Nun kann man nur hoffen das das schöne Wetter auch noch die nächsten Tage bleibt und nicht wie angekündigt bereits ab Freitag es wieder Regnet mit kühleren Temperaturen übers ganze Wochenende.

 

Zurzeit ist es am einfachsten jeden Morgen erst zu entscheiden je nach Wetter was man den Tag anzieht und auch unternimmt. Immer in der Hoffnung das es den ganzen Tag so bleibt und nicht wie heute Morgens kalt / regnerisch und nachmittags Sonne / warm.

 

Die Küche ist auch bereits wieder aufgeräumt und so werde ich mal sehen was ich mit dem angebrochenen Nachmittag noch so anstellen werde.

 

19.03.2014 – Mittwoch – Tagebuch Teil 1 (Zucchini/Mais/Nudelpfanne mit Fisch im Schinkenmantel)

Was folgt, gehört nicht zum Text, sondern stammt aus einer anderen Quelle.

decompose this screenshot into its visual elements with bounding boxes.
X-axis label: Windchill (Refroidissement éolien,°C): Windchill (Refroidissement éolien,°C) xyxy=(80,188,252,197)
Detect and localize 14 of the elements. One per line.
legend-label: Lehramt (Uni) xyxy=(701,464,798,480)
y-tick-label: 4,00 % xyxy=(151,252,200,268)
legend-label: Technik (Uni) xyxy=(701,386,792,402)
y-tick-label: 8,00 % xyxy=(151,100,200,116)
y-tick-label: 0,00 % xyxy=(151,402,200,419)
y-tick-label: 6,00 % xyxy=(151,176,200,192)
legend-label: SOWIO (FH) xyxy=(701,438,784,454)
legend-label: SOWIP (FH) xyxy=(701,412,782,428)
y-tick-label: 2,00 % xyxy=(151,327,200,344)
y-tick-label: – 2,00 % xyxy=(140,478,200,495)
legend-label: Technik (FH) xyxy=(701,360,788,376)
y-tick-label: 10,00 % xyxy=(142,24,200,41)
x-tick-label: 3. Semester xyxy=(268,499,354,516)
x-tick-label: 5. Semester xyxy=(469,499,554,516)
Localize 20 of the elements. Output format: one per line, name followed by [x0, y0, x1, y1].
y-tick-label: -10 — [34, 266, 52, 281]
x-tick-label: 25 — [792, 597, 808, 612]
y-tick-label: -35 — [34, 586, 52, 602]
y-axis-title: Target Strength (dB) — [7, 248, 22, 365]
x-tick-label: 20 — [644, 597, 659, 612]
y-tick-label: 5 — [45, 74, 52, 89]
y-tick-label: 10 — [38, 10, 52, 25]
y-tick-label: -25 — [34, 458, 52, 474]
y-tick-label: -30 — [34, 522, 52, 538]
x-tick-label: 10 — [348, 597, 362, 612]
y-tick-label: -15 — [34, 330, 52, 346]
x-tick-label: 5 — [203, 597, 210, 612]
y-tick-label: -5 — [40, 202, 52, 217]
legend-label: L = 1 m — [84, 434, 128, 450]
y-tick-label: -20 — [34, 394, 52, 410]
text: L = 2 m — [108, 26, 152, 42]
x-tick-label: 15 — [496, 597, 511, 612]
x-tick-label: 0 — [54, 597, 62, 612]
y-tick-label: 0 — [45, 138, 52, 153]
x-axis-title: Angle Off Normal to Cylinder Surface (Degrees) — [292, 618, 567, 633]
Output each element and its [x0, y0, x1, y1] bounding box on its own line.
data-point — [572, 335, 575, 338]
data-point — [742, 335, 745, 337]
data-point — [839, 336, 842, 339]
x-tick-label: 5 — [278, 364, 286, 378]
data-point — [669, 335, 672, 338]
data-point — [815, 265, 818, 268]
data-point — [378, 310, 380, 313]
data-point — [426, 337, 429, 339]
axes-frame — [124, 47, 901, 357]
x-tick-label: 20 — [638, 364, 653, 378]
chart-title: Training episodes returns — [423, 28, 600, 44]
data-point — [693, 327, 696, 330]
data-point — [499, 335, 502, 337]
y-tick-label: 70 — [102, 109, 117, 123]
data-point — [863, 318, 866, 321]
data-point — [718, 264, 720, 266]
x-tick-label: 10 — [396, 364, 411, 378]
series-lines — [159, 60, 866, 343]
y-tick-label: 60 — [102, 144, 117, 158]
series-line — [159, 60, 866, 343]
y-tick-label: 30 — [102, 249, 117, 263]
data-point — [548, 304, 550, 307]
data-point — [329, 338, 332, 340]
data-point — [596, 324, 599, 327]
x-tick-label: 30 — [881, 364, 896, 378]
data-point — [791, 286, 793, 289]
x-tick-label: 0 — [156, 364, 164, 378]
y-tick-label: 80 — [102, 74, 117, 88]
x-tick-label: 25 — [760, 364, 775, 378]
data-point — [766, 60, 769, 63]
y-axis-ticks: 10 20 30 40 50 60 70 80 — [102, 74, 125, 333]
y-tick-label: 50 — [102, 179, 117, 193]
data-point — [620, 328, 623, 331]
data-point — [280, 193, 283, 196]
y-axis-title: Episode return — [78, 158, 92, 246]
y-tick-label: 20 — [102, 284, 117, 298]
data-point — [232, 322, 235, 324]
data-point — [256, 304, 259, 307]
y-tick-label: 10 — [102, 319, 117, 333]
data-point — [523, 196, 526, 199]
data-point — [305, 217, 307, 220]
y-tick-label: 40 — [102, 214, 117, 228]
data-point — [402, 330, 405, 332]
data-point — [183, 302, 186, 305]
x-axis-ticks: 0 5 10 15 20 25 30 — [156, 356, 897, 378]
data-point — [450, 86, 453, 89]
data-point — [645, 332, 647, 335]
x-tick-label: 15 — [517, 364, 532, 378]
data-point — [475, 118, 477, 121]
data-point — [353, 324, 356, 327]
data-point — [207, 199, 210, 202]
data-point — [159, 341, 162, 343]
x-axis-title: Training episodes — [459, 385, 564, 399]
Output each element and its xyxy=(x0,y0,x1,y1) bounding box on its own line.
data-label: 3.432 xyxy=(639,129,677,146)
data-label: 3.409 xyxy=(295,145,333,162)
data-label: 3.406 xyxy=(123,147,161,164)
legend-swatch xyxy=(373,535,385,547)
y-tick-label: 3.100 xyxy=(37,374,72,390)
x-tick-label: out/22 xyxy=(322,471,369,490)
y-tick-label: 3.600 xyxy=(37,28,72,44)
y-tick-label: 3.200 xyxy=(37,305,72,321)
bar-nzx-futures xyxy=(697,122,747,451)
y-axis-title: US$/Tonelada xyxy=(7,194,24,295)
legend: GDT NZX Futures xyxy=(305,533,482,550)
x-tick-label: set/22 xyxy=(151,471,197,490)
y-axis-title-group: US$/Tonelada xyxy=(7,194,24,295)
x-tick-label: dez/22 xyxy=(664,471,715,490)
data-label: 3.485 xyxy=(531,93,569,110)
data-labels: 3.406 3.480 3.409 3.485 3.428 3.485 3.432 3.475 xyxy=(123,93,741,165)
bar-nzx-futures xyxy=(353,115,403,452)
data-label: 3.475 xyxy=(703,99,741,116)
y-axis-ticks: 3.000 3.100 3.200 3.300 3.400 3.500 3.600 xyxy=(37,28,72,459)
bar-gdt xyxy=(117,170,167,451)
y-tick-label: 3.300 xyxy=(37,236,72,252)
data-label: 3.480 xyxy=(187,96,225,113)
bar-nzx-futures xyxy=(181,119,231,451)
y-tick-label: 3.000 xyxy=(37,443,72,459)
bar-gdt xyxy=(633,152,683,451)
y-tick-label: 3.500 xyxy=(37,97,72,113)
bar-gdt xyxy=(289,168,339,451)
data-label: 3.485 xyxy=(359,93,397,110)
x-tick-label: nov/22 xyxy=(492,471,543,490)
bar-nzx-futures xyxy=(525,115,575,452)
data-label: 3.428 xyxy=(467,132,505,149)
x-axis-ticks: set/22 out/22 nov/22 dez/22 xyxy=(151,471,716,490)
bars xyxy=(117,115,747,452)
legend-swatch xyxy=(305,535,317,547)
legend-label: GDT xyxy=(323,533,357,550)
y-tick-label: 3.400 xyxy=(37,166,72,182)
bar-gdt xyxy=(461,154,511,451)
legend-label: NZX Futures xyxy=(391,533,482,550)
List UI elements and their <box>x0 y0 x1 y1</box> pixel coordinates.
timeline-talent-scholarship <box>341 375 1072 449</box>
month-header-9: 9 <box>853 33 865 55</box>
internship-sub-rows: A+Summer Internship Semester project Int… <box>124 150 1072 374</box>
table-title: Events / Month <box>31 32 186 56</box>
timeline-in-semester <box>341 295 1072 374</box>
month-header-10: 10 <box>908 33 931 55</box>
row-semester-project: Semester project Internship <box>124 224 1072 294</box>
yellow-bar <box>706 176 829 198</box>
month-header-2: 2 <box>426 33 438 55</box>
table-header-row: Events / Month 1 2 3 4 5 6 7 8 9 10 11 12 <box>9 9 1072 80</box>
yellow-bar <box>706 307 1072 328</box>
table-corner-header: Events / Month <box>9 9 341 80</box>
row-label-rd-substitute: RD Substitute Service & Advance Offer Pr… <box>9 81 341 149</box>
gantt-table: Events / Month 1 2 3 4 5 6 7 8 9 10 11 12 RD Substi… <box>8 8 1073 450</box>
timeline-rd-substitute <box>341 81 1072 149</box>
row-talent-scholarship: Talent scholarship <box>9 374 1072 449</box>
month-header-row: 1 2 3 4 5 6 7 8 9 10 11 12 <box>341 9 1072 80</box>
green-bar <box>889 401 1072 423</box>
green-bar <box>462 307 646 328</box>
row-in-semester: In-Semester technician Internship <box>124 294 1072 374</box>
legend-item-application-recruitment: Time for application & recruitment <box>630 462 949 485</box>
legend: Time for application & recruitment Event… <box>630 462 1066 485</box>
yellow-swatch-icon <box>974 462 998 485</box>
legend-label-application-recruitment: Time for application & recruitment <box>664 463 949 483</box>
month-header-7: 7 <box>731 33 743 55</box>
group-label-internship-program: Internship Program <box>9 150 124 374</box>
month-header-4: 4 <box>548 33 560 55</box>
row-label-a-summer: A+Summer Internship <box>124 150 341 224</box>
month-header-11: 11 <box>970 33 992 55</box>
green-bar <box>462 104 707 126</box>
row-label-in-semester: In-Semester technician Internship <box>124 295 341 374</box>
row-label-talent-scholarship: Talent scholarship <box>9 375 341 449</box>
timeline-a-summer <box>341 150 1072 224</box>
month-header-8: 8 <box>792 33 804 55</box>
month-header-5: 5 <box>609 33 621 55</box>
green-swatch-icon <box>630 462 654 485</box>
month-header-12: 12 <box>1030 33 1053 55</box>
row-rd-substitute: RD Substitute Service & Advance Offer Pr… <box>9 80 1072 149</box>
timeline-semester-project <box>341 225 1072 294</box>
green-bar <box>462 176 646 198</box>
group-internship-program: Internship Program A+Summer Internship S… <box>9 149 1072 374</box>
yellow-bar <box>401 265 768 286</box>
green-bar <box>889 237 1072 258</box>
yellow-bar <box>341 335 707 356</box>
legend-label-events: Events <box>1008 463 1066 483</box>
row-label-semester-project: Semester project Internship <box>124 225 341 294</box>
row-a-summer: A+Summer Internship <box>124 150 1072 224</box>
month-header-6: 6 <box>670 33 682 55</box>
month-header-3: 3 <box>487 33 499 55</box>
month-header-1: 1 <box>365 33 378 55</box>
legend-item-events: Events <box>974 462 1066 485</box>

So ganz weg ist der Schnupfen noch immer nicht aber die Symptome halten sich in einigermaßen erträglichen Grenzen so dass nichts dagegen spricht morgenfrüh den Zahnarzttermin einzuhalten.

 

Das Wetter hat sich auch noch nicht entschieden was es heute möchte  — Sonne oder Regen oder nur trübe – aber immerhin noch bzw. bereits 13 Grad Celsius und nur leichter Wind.

 

Heute es ja auch wieder Kochtag und es gibt eine Zucchini/Mais/Nudelpfanne mit überbackenem Fisch im Schinkenmantel.

 

Etwas das nicht so hohe Anforderungen an mich beim Kochen stellt und damit meiner noch nicht vollen Konzentrationsfähigkeit genüge trägt denn am meistens fühle ich im Moment noch eine große Trägheit durch den gerade überstandenen bzw. noch abklingenden Schnupfen (oder war es ein grippaler Infekt).

 

Ansonsten habe ich heute nichts Besonderes vor außer endlich mal wieder versuchen etwas weiter an meinen offenen Geschichten/Impressionen/etc. zu schreiben.

 

Ich bin ja selbst mal gespannt wie weit ich heute damit kommen werde.